Desperate for money to keep the establishment open, Ray tries to find the winning ticket of his own lottery. His brother Johnnie helps keep the strip club open. The film shows the lives of people who depend on the strip club and what the lack of money does to them.

==Cast==

- Willem Dafoe - Ray Ruby
- Bob Hoskins - The Baron
- Matthew Modine - Johnie Ruby
- Asia Argento - Monroe
- Riccardo Scamarcio - Doctor Steven
- Sylvia Miles - Lilian Murray
- Roy Dotrice - Jay
- Joseph Cortese - Danny Cash (as Joe Cortese)
- Burt Young - Murray
- Stefania Rocca - Debby
- Bianca Balti - Adrian
- Shanyn Leigh - Dolle
- Lou Doillon - Lola
- Frankie Cee - Luigi
- Anita Pallenberg - Sin
- Andy Luotto - Stanley
- Romina Power - Yolanda Vega
- Julie McNiven - Madison
- Dominot - Mrs. Mime
- Anton Rodgers as Barfly

==Production==
The part of Ray Ruby was offered to Christopher Walken and Harvey Keitel.

When the film came out, Asia Argento said she regretted she did it because everyone was only talking about the infamous dog-kissing scene. But both director Abel Ferrara and actress Stefania Rocca confirmed that it was Asia herself who wanted to do that scene.

==Release==
It was screened out of competition at the 2007 Cannes Film Festival. It has been seen only at selected film festivals, including the Montréal World Film Festival where it competed for the "Grand prix des Amériques". Despite being filmed by an American director, the film rights were never bought in the United States. Its only other United States airing besides the Cannes Film Festival and New York Film Festival was at the Anthology Film Archives, as part of a program titled "Abel Ferrara in the 21st Century". The film was released on DVD in Australia. The film was also screened in May 2019 as part of a 27-film Abel Ferrara retrospective at New York's Museum of Modern Art.

==Reception==
On Rotten Tomatoes, the film has an approval rating of 68%, based on 19 reviews, with an average rating of 5.80/10. On Metacritic, the film has a weighted average score of 61 out of 100, based on 4 critics, indicating "generally favorable" reviews.

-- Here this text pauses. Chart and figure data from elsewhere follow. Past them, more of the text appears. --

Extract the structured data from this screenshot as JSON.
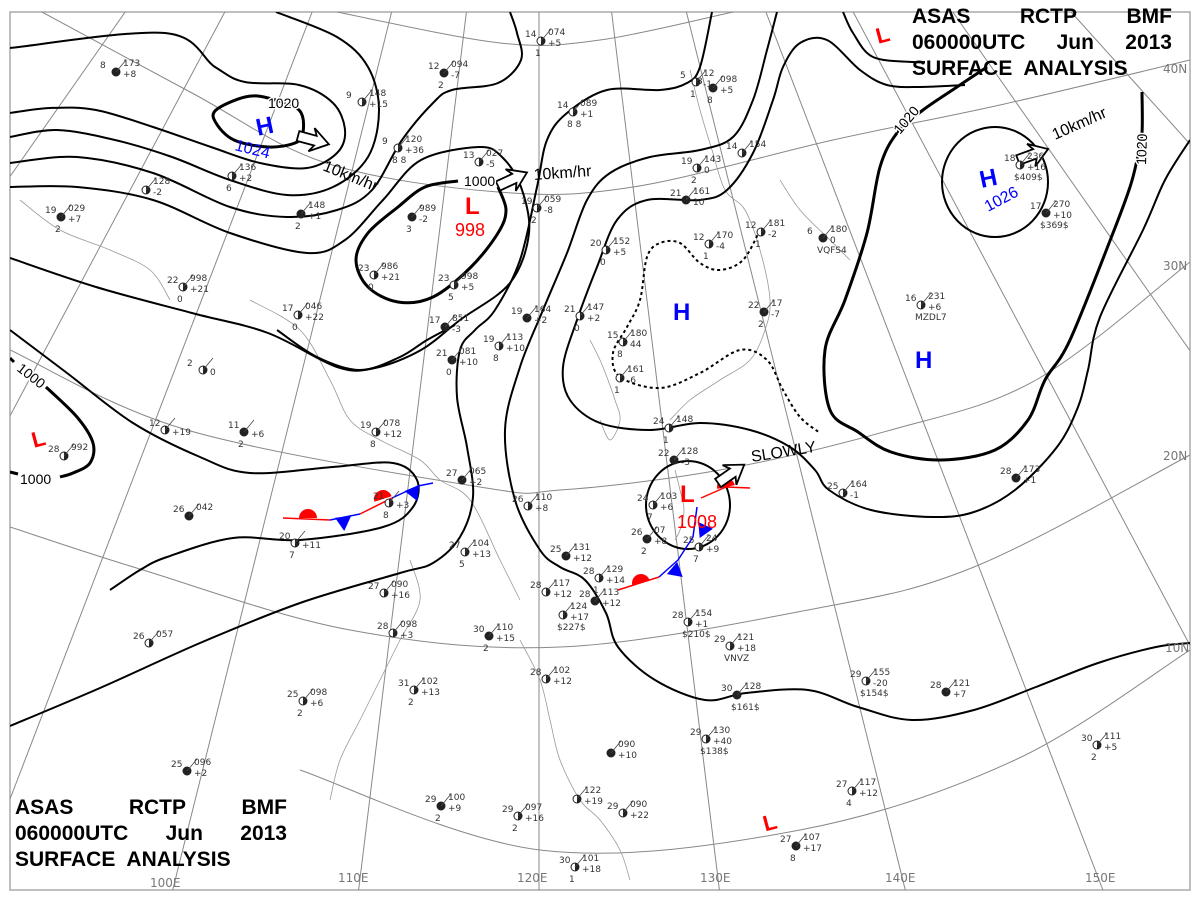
{
  "title": {
    "line1": [
      "ASAS",
      "RCTP",
      "BMF"
    ],
    "line2": [
      "060000UTC",
      "Jun",
      "2013"
    ],
    "line3": "SURFACE ANALYSIS"
  },
  "colors": {
    "high": "#0000ff",
    "low": "#ff0000",
    "isobar": "#000000",
    "grid": "#888888",
    "coast": "#999999",
    "cold_front": "#0000ff",
    "warm_front": "#ff0000"
  },
  "pressure_systems": {
    "high_nw": {
      "symbol": "H",
      "value": "1024"
    },
    "low_n": {
      "symbol": "L",
      "value": "998"
    },
    "high_ne": {
      "symbol": "H",
      "value": "1026"
    },
    "high_center": {
      "symbol": "H"
    },
    "high_east": {
      "symbol": "H"
    },
    "low_west": {
      "symbol": "L"
    },
    "low_taiwan": {
      "symbol": "L",
      "value": "1008"
    },
    "low_ne_corner": {
      "symbol": "L"
    },
    "low_south": {
      "symbol": "L"
    }
  },
  "isobar_labels": {
    "a": "1020",
    "b": "1000",
    "c": "1000",
    "d": "1000",
    "e": "1020",
    "f": "1020"
  },
  "motion_labels": {
    "high_nw": "10km/hr",
    "low_n": "10km/hr",
    "high_ne": "10km/hr",
    "low_taiwan": "SLOWLY"
  },
  "grid_labels": {
    "lat": [
      "40N",
      "30N",
      "20N",
      "10N"
    ],
    "lon": [
      "100E",
      "110E",
      "120E",
      "130E",
      "140E",
      "150E"
    ]
  },
  "stations": [
    {
      "t": "8",
      "p": "173",
      "tend": "+8",
      "x": ""
    },
    {
      "t": "",
      "p": "136",
      "tend": "+2",
      "x": "6"
    },
    {
      "t": "",
      "p": "128",
      "tend": "-2",
      "x": ""
    },
    {
      "t": "19",
      "p": "029",
      "tend": "+7",
      "x": "2"
    },
    {
      "t": "22",
      "p": "998",
      "tend": "+21",
      "x": "0"
    },
    {
      "t": "17",
      "p": "046",
      "tend": "+22",
      "x": "0"
    },
    {
      "t": "",
      "p": "148",
      "tend": "+1",
      "x": "2"
    },
    {
      "t": "9",
      "p": "148",
      "tend": "+15",
      "x": ""
    },
    {
      "t": "9",
      "p": "120",
      "tend": "+36",
      "x": "8 8"
    },
    {
      "t": "12",
      "p": "094",
      "tend": "-7",
      "x": "2"
    },
    {
      "t": "14",
      "p": "074",
      "tend": "+5",
      "x": "1"
    },
    {
      "t": "13",
      "p": "027",
      "tend": "-5",
      "x": ""
    },
    {
      "t": "",
      "p": "989",
      "tend": "-2",
      "x": "3"
    },
    {
      "t": "23",
      "p": "986",
      "tend": "+21",
      "x": "0"
    },
    {
      "t": "23",
      "p": "998",
      "tend": "+5",
      "x": "5"
    },
    {
      "t": "17",
      "p": "851",
      "tend": "-3",
      "x": ""
    },
    {
      "t": "19",
      "p": "059",
      "tend": "-8",
      "x": "2"
    },
    {
      "t": "14",
      "p": "089",
      "tend": "+1",
      "x": "8 8"
    },
    {
      "t": "19",
      "p": "164",
      "tend": "+2",
      "x": ""
    },
    {
      "t": "21",
      "p": "147",
      "tend": "+2",
      "x": "0"
    },
    {
      "t": "19",
      "p": "113",
      "tend": "+10",
      "x": "8"
    },
    {
      "t": "21",
      "p": "081",
      "tend": "+10",
      "x": "0"
    },
    {
      "t": "20",
      "p": "152",
      "tend": "+5",
      "x": "0"
    },
    {
      "t": "19",
      "p": "143",
      "tend": "0",
      "x": "2"
    },
    {
      "t": "21",
      "p": "161",
      "tend": "10",
      "x": ""
    },
    {
      "t": "12",
      "p": "170",
      "tend": "-4",
      "x": "1"
    },
    {
      "t": "12",
      "p": "181",
      "tend": "-2",
      "x": "1"
    },
    {
      "t": "6",
      "p": "180",
      "tend": "0",
      "x": "VQFS4"
    },
    {
      "t": "15",
      "p": "180",
      "tend": "44",
      "x": "8"
    },
    {
      "t": "",
      "p": "161",
      "tend": "-6",
      "x": "1"
    },
    {
      "t": "3",
      "p": "098",
      "tend": "+5",
      "x": "8"
    },
    {
      "t": "5",
      "p": "12",
      "tend": "-1",
      "x": "1"
    },
    {
      "t": "14",
      "p": "154",
      "tend": "",
      "x": ""
    },
    {
      "t": "22",
      "p": "17",
      "tend": "-7",
      "x": "2"
    },
    {
      "t": "16",
      "p": "231",
      "tend": "+6",
      "x": "MZDL7"
    },
    {
      "t": "18",
      "p": "236",
      "tend": "+16",
      "x": "$409$"
    },
    {
      "t": "17",
      "p": "270",
      "tend": "+10",
      "x": "$369$"
    },
    {
      "t": "12",
      "p": "",
      "tend": "+19",
      "x": ""
    },
    {
      "t": "2",
      "p": "",
      "tend": "0",
      "x": ""
    },
    {
      "t": "11",
      "p": "",
      "tend": "+6",
      "x": "2"
    },
    {
      "t": "19",
      "p": "078",
      "tend": "+12",
      "x": "8"
    },
    {
      "t": "28",
      "p": "992",
      "tend": "",
      "x": ""
    },
    {
      "t": "26",
      "p": "042",
      "tend": "",
      "x": ""
    },
    {
      "t": "21",
      "p": "",
      "tend": "+3",
      "x": "8"
    },
    {
      "t": "20",
      "p": "",
      "tend": "+11",
      "x": "7"
    },
    {
      "t": "27",
      "p": "065",
      "tend": "+2",
      "x": ""
    },
    {
      "t": "27",
      "p": "104",
      "tend": "+13",
      "x": "5"
    },
    {
      "t": "26",
      "p": "110",
      "tend": "+8",
      "x": ""
    },
    {
      "t": "25",
      "p": "131",
      "tend": "+12",
      "x": ""
    },
    {
      "t": "28",
      "p": "129",
      "tend": "+14",
      "x": "1"
    },
    {
      "t": "28",
      "p": "117",
      "tend": "+12",
      "x": ""
    },
    {
      "t": "28",
      "p": "113",
      "tend": "+12",
      "x": ""
    },
    {
      "t": "",
      "p": "124",
      "tend": "+17",
      "x": "$227$"
    },
    {
      "t": "24",
      "p": "103",
      "tend": "+6",
      "x": "7"
    },
    {
      "t": "26",
      "p": "07",
      "tend": "+8",
      "x": "2"
    },
    {
      "t": "25",
      "p": "24",
      "tend": "+9",
      "x": "7"
    },
    {
      "t": "24",
      "p": "148",
      "tend": "",
      "x": "1"
    },
    {
      "t": "22",
      "p": "128",
      "tend": "-3",
      "x": ""
    },
    {
      "t": "28",
      "p": "154",
      "tend": "+1",
      "x": "$210$"
    },
    {
      "t": "29",
      "p": "121",
      "tend": "+18",
      "x": "VNVZ"
    },
    {
      "t": "30",
      "p": "128",
      "tend": "",
      "x": "$161$"
    },
    {
      "t": "29",
      "p": "130",
      "tend": "+40",
      "x": "$138$"
    },
    {
      "t": "29",
      "p": "155",
      "tend": "-20",
      "x": "$154$"
    },
    {
      "t": "28",
      "p": "121",
      "tend": "+7",
      "x": ""
    },
    {
      "t": "30",
      "p": "111",
      "tend": "+5",
      "x": "2"
    },
    {
      "t": "25",
      "p": "164",
      "tend": "-1",
      "x": ""
    },
    {
      "t": "28",
      "p": "173",
      "tend": "+1",
      "x": ""
    },
    {
      "t": "28",
      "p": "098",
      "tend": "+3",
      "x": ""
    },
    {
      "t": "27",
      "p": "090",
      "tend": "+16",
      "x": ""
    },
    {
      "t": "30",
      "p": "110",
      "tend": "+15",
      "x": "2"
    },
    {
      "t": "31",
      "p": "102",
      "tend": "+13",
      "x": "2"
    },
    {
      "t": "25",
      "p": "098",
      "tend": "+6",
      "x": "2"
    },
    {
      "t": "25",
      "p": "096",
      "tend": "+2",
      "x": ""
    },
    {
      "t": "26",
      "p": "057",
      "tend": "",
      "x": ""
    },
    {
      "t": "28",
      "p": "102",
      "tend": "+12",
      "x": ""
    },
    {
      "t": "",
      "p": "090",
      "tend": "+10",
      "x": ""
    },
    {
      "t": "29",
      "p": "090",
      "tend": "+22",
      "x": ""
    },
    {
      "t": "",
      "p": "122",
      "tend": "+19",
      "x": ""
    },
    {
      "t": "29",
      "p": "100",
      "tend": "+9",
      "x": "2"
    },
    {
      "t": "29",
      "p": "097",
      "tend": "+16",
      "x": "2"
    },
    {
      "t": "30",
      "p": "101",
      "tend": "+18",
      "x": "1"
    },
    {
      "t": "27",
      "p": "107",
      "tend": "+17",
      "x": "8"
    },
    {
      "t": "27",
      "p": "117",
      "tend": "+12",
      "x": "4"
    }
  ]
}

Ed Gonzalez, writing for Slant Magazine, praised the acting and the music. Robert Koehler, of Variety, said that "Ferrara is in a wonderfully loose and comedic mood after the complex spiritual dramatics of 'Mary.'" A review by The New York Times said, "A lovely drift of a movie, “Go Go Tales” commands your attention even as it lulls you along. Conspicuously inspired by John Cassavetes’s Killing of a Chinese Bookie among other touchstones, it is a sincere and inspired meditation on art and creation, but in a loose, funny key". Simon Miraudo, of Quickflix, said that "all anyone wanted to talk about was the sequence in which Asia Argento’s exotic dancer tongue-kissed a dog onstage". It is a Critics' Pick of The New York Times. Cahiers du Cinéma placed Go Go Tales 7th in its list of top 10 films of 2012.